La palabreja del título significa literalmente “cambiar algo para que no cambie nada”, o sea, disimular, ver la manera de que se aplaquen los ánimos de la gente, o quien sea, para seguir haciendo lo que uno quiere.

En términos religiosos esta situación se definiría como “sin propósito de enmienda”, o sea, sin ganas de corregir los errores, sin arrepentirse verdaderamente, para seguir haciendo las mismas cosas, mal.

Lamentablemente esa es la impresión que dio el Presidente de la República en sus declaraciones frente al Palacio de López, en la que parece ser una ”arremetida comunicacional”, ordenada por sus asesores para intentar contener la reprobación ciudadana hacia su gestión.

Sin un plan claro y cambios en las carteras fundamentales (así como en  el “primer anillo”), algunas remociones que está anunciando se reducirán a una cuestión puramente cosmética, sin mayor relevancia.

La ciudadanía está harta de la inseguridad, lo decían humildes vendedoras de artesanías, que no pueden instalar sus puestos en la madrugada, del terror que le producen los drogadictos, caballos locos, motochorros y demás.

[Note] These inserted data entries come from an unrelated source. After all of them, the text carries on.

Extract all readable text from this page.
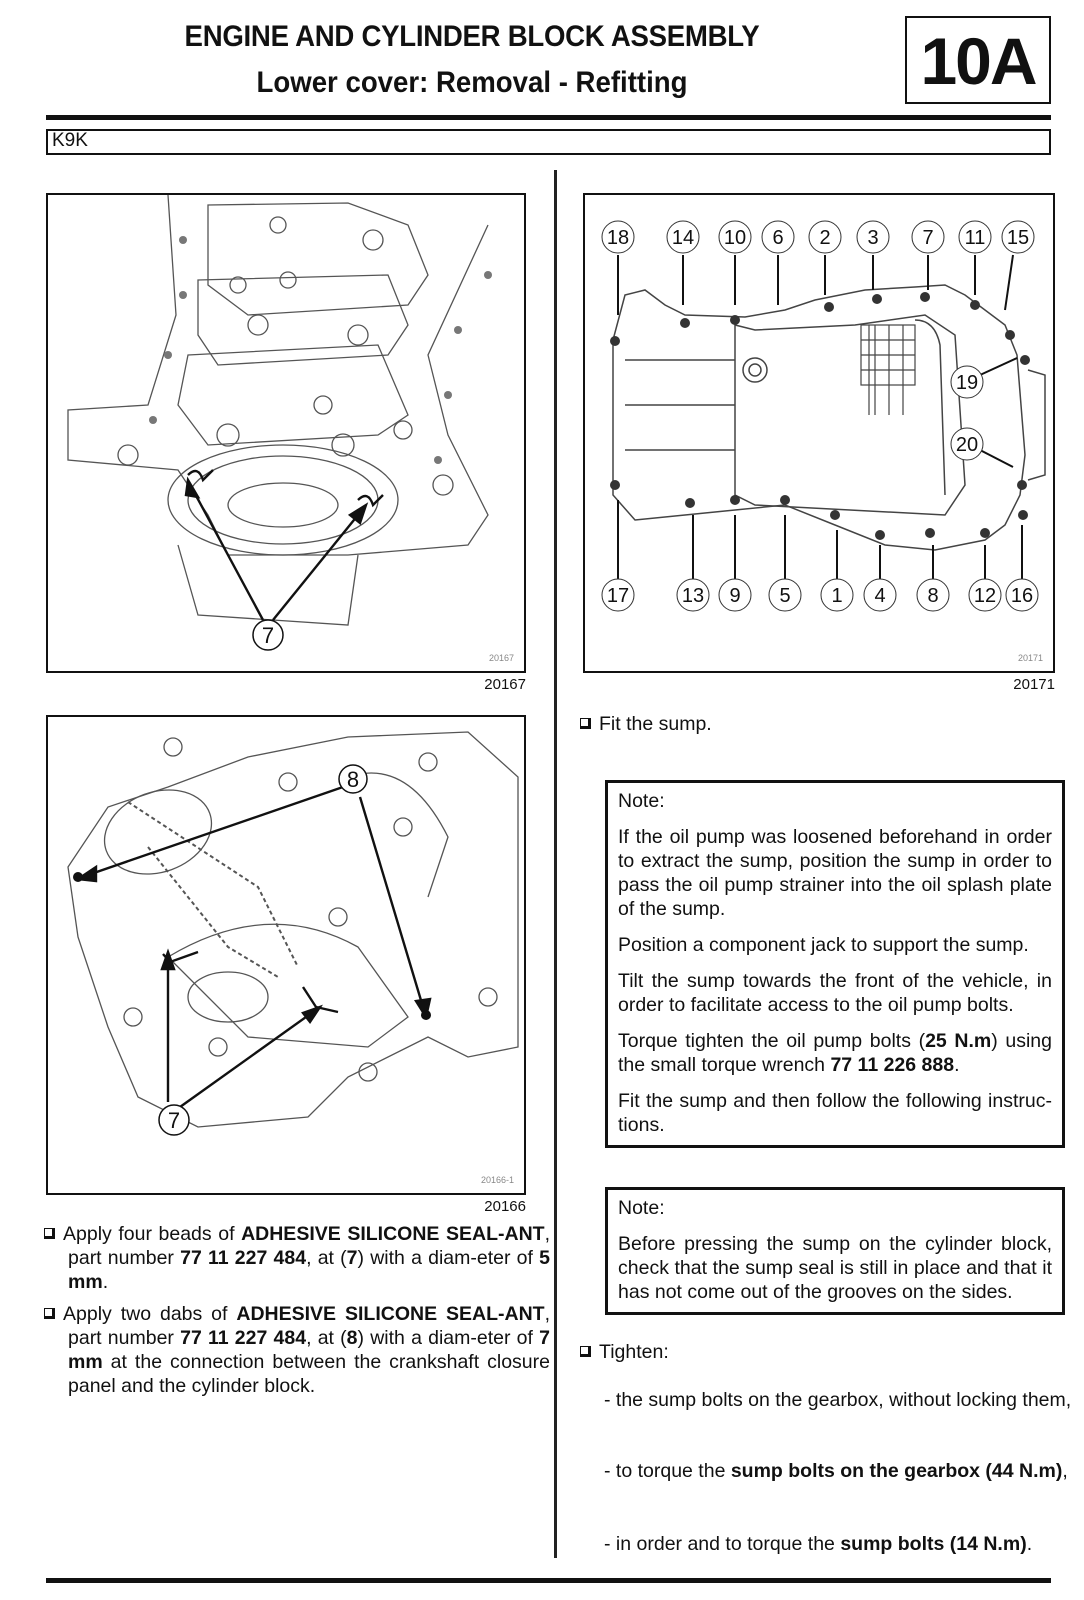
ENGINE AND CYLINDER BLOCK ASSEMBLY
Lower cover: Removal - Refitting	10A
K9K
7
20167
20167
18 14 10 6 2 3 7 11 15
19
20
17	13 9 5 1 4 8 12 16
20171
20171
8
7
20166-1
20166
Apply four beads of ADHESIVE SILICONE SEAL-ANT, part number 77 11 227 484, at (7) with a diam-eter of 5 mm.
Apply two dabs of ADHESIVE SILICONE SEAL-ANT, part number 77 11 227 484, at (8) with a diam-eter of 7 mm at the connection between the crankshaft closure panel and the cylinder block.
Fit the sump.

Note:

If the oil pump was loosened beforehand in order to extract the sump, position the sump in order to pass the oil pump strainer into the oil splash plate of the sump.

Position a component jack to support the sump.

Tilt the sump towards the front of the vehicle, in order to facilitate access to the oil pump bolts.

Torque tighten the oil pump bolts (25 N.m) using the small torque wrench 77 11 226 888.

Fit the sump and then follow the following instruc-tions.

Note:

Before pressing the sump on the cylinder block, check that the sump seal is still in place and that it has not come out of the grooves on the sides.

Tighten:
- the sump bolts on the gearbox, without locking them,
- to torque the sump bolts on the gearbox (44 N.m),
- in order and to torque the sump bolts (14 N.m).
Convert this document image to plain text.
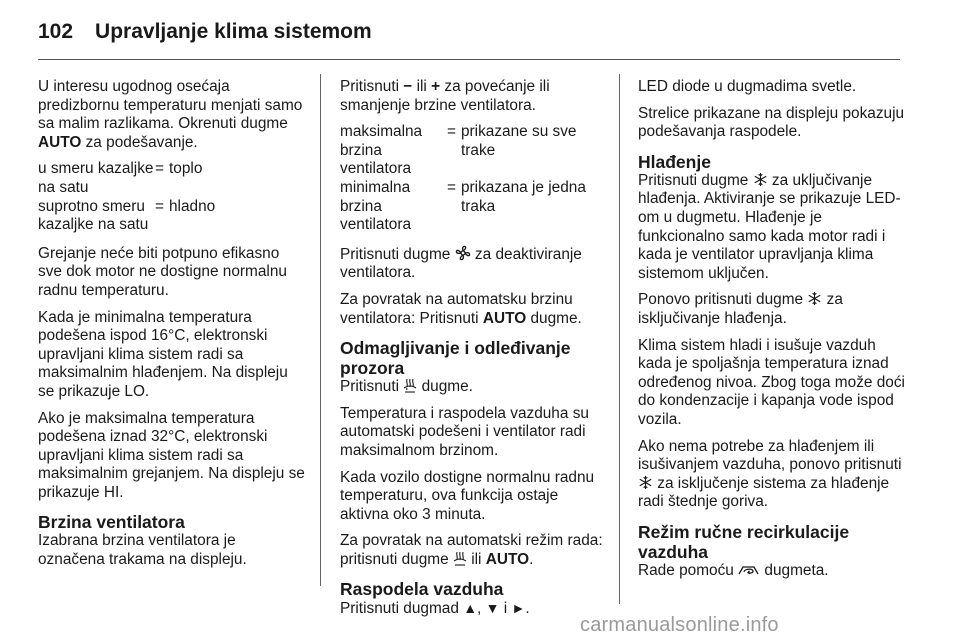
102 Upravljanje klima sistemom

U interesu ugodnog osećaja predizbornu temperaturu menjati samo sa malim razlikama. Okrenuti dugme AUTO za podešavanje.

u smeru kazaljke na satu	=	toplo
suprotno smeru kazaljke na satu	=	hladno

Grejanje neće biti potpuno efikasno sve dok motor ne dostigne normalnu radnu temperaturu.

Kada je minimalna temperatura podešena ispod 16°C, elektronski upravljani klima sistem radi sa maksimalnim hlađenjem. Na displeju se prikazuje LO.

Ako je maksimalna temperatura podešena iznad 32°C, elektronski upravljani klima sistem radi sa maksimalnim grejanjem. Na displeju se prikazuje HI.

Brzina ventilatora

Izabrana brzina ventilatora je označena trakama na displeju.

Pritisnuti − ili + za povećanje ili smanjenje brzine ventilatora.

maksimalna brzina ventilatora	=	prikazane su sve trake
minimalna brzina ventilatora	=	prikazana je jedna traka

Pritisnuti dugme
za deaktiviranje ventilatora.

Za povratak na automatsku brzinu ventilatora: Pritisnuti AUTO dugme.

Odmagljivanje i odleđivanje prozora

Pritisnuti
dugme.

Temperatura i raspodela vazduha su automatski podešeni i ventilator radi maksimalnom brzinom.

Kada vozilo dostigne normalnu radnu temperaturu, ova funkcija ostaje aktivna oko 3 minuta.

Za povratak na automatski režim rada: pritisnuti dugme
ili AUTO.

Raspodela vazduha

Pritisnuti dugmad ▲, ▼ i ►.

LED diode u dugmadima svetle.

Strelice prikazane na displeju pokazuju podešavanja raspodele.

Hlađenje

Pritisnuti dugme
za uključivanje hlađenja. Aktiviranje se prikazuje LED-om u dugmetu. Hlađenje je funkcionalno samo kada motor radi i kada je ventilator upravljanja klima sistemom uključen.

Ponovo pritisnuti dugme
za isključivanje hlađenja.

Klima sistem hladi i isušuje vazduh kada je spoljašnja temperatura iznad određenog nivoa. Zbog toga može doći do kondenzacije i kapanja vode ispod vozila.

Ako nema potrebe za hlađenjem ili isušivanjem vazduha, ponovo pritisnuti
za isključenje sistema za hlađenje radi štednje goriva.

Režim ručne recirkulacije vazduha

Rade pomoću
dugmeta.

carmanualsonline.info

Este drama ocupa el primer lugar en el monumental “aplazado” que obtuvo el primer año (¡el primero!) del gobierno de Mario Abdo, en la encuesta que encargaron medios oficialistas, por lo cual no se debe dudar de su autenticidad. Además lo que hizo fue nada más que reflejar meridianamente la realidad que vive la gente en la calle.

¿Qué tiene pensado hacer el Presidente en esta delicadísima materia? Aparentemente nada. Mantendrá en el cargo al ministro, porque es su amigo, o porque le cae bien, pero no será por los logros de su cartera.

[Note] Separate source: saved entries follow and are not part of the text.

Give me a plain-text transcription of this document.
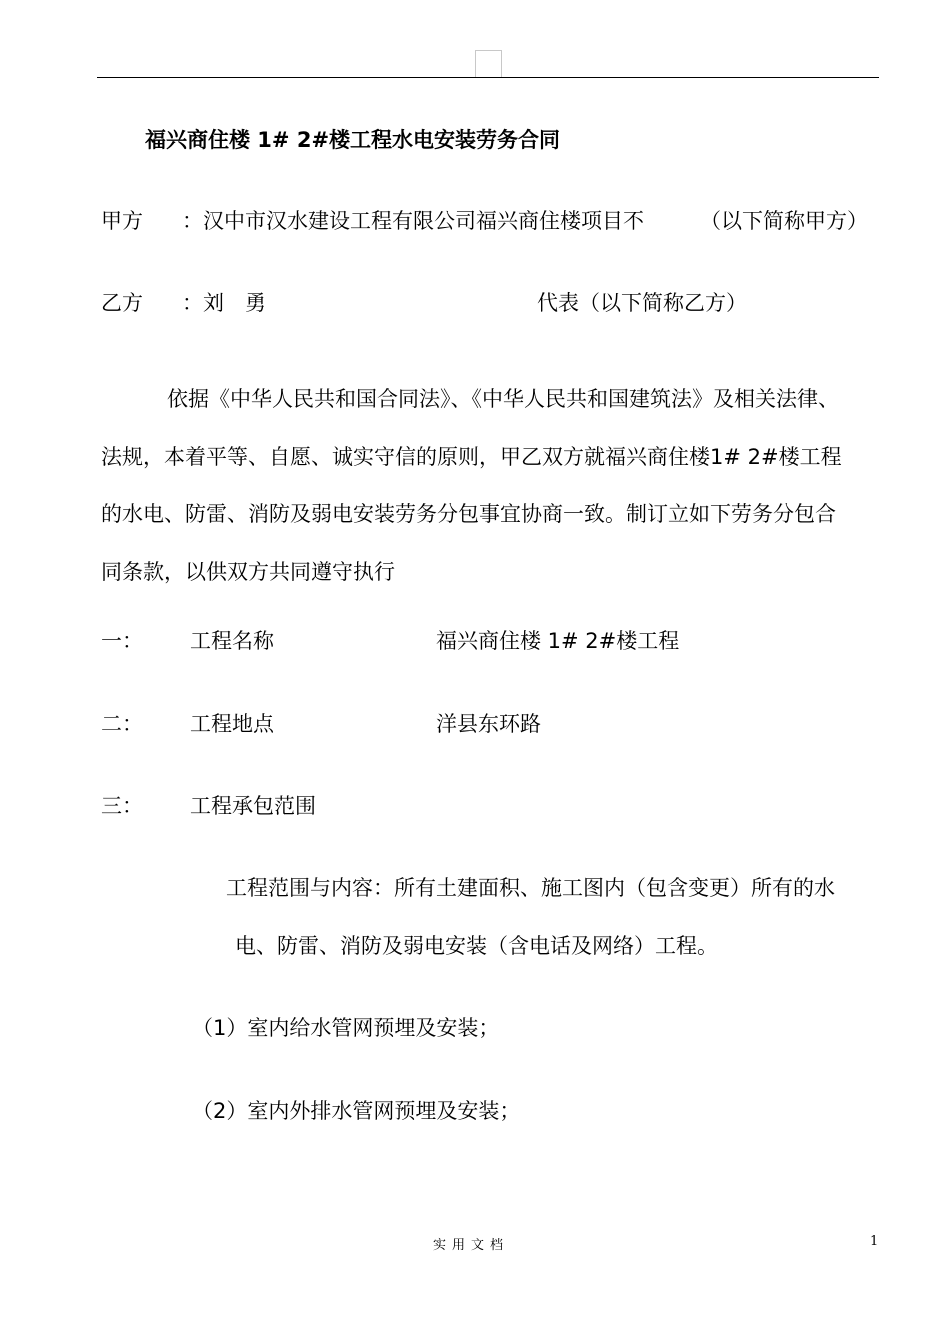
福兴商住楼 1# 2#楼工程水电安装劳务合同
甲方 ：汉中市汉水建设工程有限公司福兴商住楼项目不	（以下简称甲方）
乙方 ：刘　勇	代表（以下简称乙方）
依据《中华人民共和国合同法》、《中华人民共和国建筑法》及相关法律、
法规，本着平等、自愿、诚实守信的原则，甲乙双方就福兴商住楼1# 2#楼工程
的水电、防雷、消防及弱电安装劳务分包事宜协商一致。制订立如下劳务分包合
同条款，以供双方共同遵守执行
一： 工程名称	福兴商住楼 1# 2#楼工程
二： 工程地点	洋县东环路
三： 工程承包范围
工程范围与内容：所有土建面积、施工图内（包含变更）所有的水
电、防雷、消防及弱电安装（含电话及网络）工程。
（1）室内给水管网预埋及安装；
（2）室内外排水管网预埋及安装；
实用文档	1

En segundo lugar, otro drama ciudadano, un tema que puede volverse explosivo en cualquier momento: la educación. Los ánimos de los estudiantes secundarios están soliviantados por las carencias, precariedad e improvisación en una cartera que debería ser clave para la administración actual. ¿Qué hará el Presidente? ¿Anunció algo? Sí. Que no cambiará al ministro, funcionario súper cuestionado, inhábil para el cargo, sin experiencia ni especialización alguna, no lo removerá “porque tiene su confianza”. Debería tenerla, en realidad,  si los pasos que dio en su cartera fueran gigantescos Pero no. Por supuesto en cualquier momento los estudiantes y no solo ellos, los directores, los docentes, los gremios, todo el mundo clamará por cambios. Pero no, se seguirá remando contra la corriente.

Son sólo dos ejemplos.

Lo que está ocurriendo en el Paraguay, una tremenda crisis institucional por la firma del acta entreguista, absolutamente antinacional, es grave y más grave aún, que no se advierten planes ni signos de cambios reales. Por lo menos hasta ahora no los anuncio nunca Abdo en sus discursos públicos. No hay corte, no hay cambio radical. Se seguirá entregando la cabeza de algunos peones pero nada importante.

Es penoso vaticinarlo, porque en definitiva el perjudicado es el pueblo, pero si lo que se pretende es retomar todo, como antes, el gobierno seguirá tambaleante y quizás sin  posibilidades de un providencial salvataje, como ocurrió en esta ocasión.